Hay experiencias que dejan huella no por lo extraordinario que se hace, sino por la profundidad con que se vive. El campo de trabajo Encuentro y Reconciliación, en San Sebastián, se convirtió para un grupo de jóvenes Magis en un verdadero laboratorio de humanidad y fe compartida.
Cada jornada tenía un pulso propio, marcado por la oración, el encuentro y el compartir. Las mañanas comenzaban con un momento de oración que abría el corazón y afinaba la mirada para lo que vendría después. Con esa fuerza interior, íbamos cada día a Martutene para participar en talleres con las personas privadas de libertad. Entre dinámicas, conversaciones y actividades, surgía el milagro del encuentro: mirar a los ojos, abrirse y dejarse tocar por las historias de vida.
Por la tarde, un grupo volvía a la cárcel para hacer deporte con los internos, donde lo importante no eran las reglas ni los resultados, sino la complicidad y la confianza que nacían en cada pase o jugada. El otro grupo realizaba actividades en Loiolaetxea, aprovechando el buen tiempo en la playa o visitando algunos lugares cercanos como Pasajes de San Pedro: la vida compartida abre más puertas que cualquier discurso.
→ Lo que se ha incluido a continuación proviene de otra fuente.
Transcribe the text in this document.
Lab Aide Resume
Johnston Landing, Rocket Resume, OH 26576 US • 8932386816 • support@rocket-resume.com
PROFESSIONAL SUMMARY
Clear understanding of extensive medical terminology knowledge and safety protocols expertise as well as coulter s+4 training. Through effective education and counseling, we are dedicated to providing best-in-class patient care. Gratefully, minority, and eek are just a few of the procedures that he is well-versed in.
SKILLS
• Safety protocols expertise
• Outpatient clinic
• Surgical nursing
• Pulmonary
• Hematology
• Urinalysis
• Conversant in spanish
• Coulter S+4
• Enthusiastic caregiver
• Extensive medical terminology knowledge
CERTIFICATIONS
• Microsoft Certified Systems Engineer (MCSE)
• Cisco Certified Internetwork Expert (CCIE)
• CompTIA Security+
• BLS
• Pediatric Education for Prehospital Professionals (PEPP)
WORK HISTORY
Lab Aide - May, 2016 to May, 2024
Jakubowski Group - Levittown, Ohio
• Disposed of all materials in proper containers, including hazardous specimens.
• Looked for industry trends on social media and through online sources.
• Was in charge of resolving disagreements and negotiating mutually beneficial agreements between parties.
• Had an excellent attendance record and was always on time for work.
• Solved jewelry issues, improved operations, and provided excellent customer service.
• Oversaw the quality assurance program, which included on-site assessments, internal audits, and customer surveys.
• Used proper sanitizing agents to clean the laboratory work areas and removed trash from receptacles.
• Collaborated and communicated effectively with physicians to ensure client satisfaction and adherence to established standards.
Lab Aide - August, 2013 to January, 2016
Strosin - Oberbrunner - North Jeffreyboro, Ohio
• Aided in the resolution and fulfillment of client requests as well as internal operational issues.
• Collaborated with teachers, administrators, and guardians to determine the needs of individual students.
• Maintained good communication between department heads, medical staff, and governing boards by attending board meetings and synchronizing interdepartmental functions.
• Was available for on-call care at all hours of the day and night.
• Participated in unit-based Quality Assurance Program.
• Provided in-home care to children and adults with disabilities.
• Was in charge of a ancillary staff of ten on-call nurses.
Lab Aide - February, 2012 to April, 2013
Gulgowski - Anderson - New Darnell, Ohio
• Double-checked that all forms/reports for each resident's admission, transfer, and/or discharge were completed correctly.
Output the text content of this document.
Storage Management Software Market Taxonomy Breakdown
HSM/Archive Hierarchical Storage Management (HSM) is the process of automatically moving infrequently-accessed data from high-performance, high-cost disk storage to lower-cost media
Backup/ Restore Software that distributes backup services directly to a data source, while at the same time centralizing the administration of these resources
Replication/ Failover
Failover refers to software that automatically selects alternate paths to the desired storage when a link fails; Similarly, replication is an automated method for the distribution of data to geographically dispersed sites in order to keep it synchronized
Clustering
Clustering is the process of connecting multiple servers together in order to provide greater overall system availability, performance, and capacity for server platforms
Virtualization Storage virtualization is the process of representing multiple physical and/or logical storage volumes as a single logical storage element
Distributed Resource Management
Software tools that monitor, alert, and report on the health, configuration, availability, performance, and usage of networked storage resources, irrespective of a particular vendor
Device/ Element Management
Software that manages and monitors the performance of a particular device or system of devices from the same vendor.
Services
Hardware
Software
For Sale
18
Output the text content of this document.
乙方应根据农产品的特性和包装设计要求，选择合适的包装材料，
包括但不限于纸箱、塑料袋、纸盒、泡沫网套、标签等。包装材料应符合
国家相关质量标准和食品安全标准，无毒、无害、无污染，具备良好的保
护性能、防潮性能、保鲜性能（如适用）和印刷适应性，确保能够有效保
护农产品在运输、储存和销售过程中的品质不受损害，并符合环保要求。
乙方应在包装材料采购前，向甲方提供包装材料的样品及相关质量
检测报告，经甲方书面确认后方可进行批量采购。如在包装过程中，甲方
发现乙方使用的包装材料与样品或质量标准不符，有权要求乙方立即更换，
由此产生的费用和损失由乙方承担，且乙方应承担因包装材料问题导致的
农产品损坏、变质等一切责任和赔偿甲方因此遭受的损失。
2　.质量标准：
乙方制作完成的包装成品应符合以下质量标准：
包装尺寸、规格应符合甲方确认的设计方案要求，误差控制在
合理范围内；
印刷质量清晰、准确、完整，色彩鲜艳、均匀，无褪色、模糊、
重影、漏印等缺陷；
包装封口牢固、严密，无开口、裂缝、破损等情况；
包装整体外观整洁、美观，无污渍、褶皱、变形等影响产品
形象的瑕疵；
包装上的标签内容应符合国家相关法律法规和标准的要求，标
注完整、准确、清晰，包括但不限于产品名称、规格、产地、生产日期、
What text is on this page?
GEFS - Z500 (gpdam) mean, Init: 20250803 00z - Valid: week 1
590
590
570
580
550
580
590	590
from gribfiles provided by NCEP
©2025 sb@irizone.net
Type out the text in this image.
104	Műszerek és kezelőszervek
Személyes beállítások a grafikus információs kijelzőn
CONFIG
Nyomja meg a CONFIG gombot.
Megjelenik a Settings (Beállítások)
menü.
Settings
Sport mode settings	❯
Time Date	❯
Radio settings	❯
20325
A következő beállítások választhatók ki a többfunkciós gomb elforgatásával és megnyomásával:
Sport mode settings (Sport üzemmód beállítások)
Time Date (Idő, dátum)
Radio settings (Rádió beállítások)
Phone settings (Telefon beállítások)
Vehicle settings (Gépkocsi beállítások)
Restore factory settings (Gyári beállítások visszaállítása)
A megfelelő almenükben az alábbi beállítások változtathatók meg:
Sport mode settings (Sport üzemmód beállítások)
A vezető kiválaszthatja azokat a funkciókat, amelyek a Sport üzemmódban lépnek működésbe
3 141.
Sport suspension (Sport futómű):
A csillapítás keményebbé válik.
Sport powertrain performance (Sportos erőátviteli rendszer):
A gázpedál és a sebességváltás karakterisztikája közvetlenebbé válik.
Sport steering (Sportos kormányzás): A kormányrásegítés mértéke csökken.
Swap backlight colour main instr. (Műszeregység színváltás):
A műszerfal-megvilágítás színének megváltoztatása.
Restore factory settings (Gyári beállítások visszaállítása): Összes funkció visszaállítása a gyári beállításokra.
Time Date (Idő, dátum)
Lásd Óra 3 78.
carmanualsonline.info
El día concluía con un círculo Magis —espacio de silencio, palabra y discernimiento— o con la eucaristía, donde lo vivido se ofrecía a Dios y se recibía como don. Después, la cena en Loiolaetxea se transformaba en una mesa fraterna: risas, confidencias y complicidad entre jóvenes y personas en proceso de inclusión, todos formando una sola comunidad.
Poco a poco, los prejuicios caían. Gala Gómez nos compartía: “Conocer la cárcel me ha parecido tanto duro como bonito… Nunca habría pensado que entregarme a otras personas me iba a hacer tan feliz”. Lo duro era el dolor que pesa en la vida de los internos; lo bello, descubrir la gratitud, la fe y la esperanza que aún allí brotan.
Gabriel del Campo se queda con las miradas: “Me han recordado que la bondad y la humanidad están siempre ahí, aunque a veces toque buscarlas un poco”. En Martutene y Loiolaetxea, cada mirada se volvió espejo donde reconocerse: todos en camino, todos necesitados de confianza y reconciliación.
La experiencia abrió también una comprensión nueva de la justicia y del perdón. Juan Mayorga lo expresa con hondura: “Es un acto de reconciliación difícil pero valioso, donde la dureza de la realidad penitenciaria abre la posibilidad de escuchar y ver a la persona más allá de su delito, reconociéndola como ser humano, como un hijo pródigo en camino”.
En el fondo, lo vivido fue mucho más que un campo de trabajo: fue una escuela de humanidad. Teresa Domínguez lo resume con fuerza: “Dios nos perdona lo que ni nosotros mismos nos perdonamos… ¿cómo nosotros no vamos a confiar?”. La cárcel, los talleres, el deporte, la vida en Loiolaetxea y los círculos Magis nos fueron mostrando que el encuentro verdadero transforma y que la reconciliación siempre es posible.
Al concluir, los participantes regresaron con una certeza grabada en el corazón: la cárcel no es solo un lugar de encierro, aunque muchas veces la estructura parece pretenderlo, sino un espacio de búsqueda y esperanza. Compartir la vida con quienes luchan por rehacerse es un privilegio. Y la reconciliación comienza siempre por mirar con los ojos de Dios, descubriendo la dignidad inviolable de cada persona. Al comienzo de la experiencia se nos invitaba a “odiar el delito y amar al delincuente”, conforme pasaban los días al poner nombre y apellidos a esa frase, fueron surgiendo preguntas y retos que como grupo fuimos discerniendo.
En Martutene y Loiolaetxea, la experiencia Magis se convirtió en un milagro del encuentro: un recordatorio de que todos estamos llamados a reconciliarnos, a levantarnos y a volver a empezar. Y que, al hacerlo juntos, la esperanza es más fuerte que cualquier muro.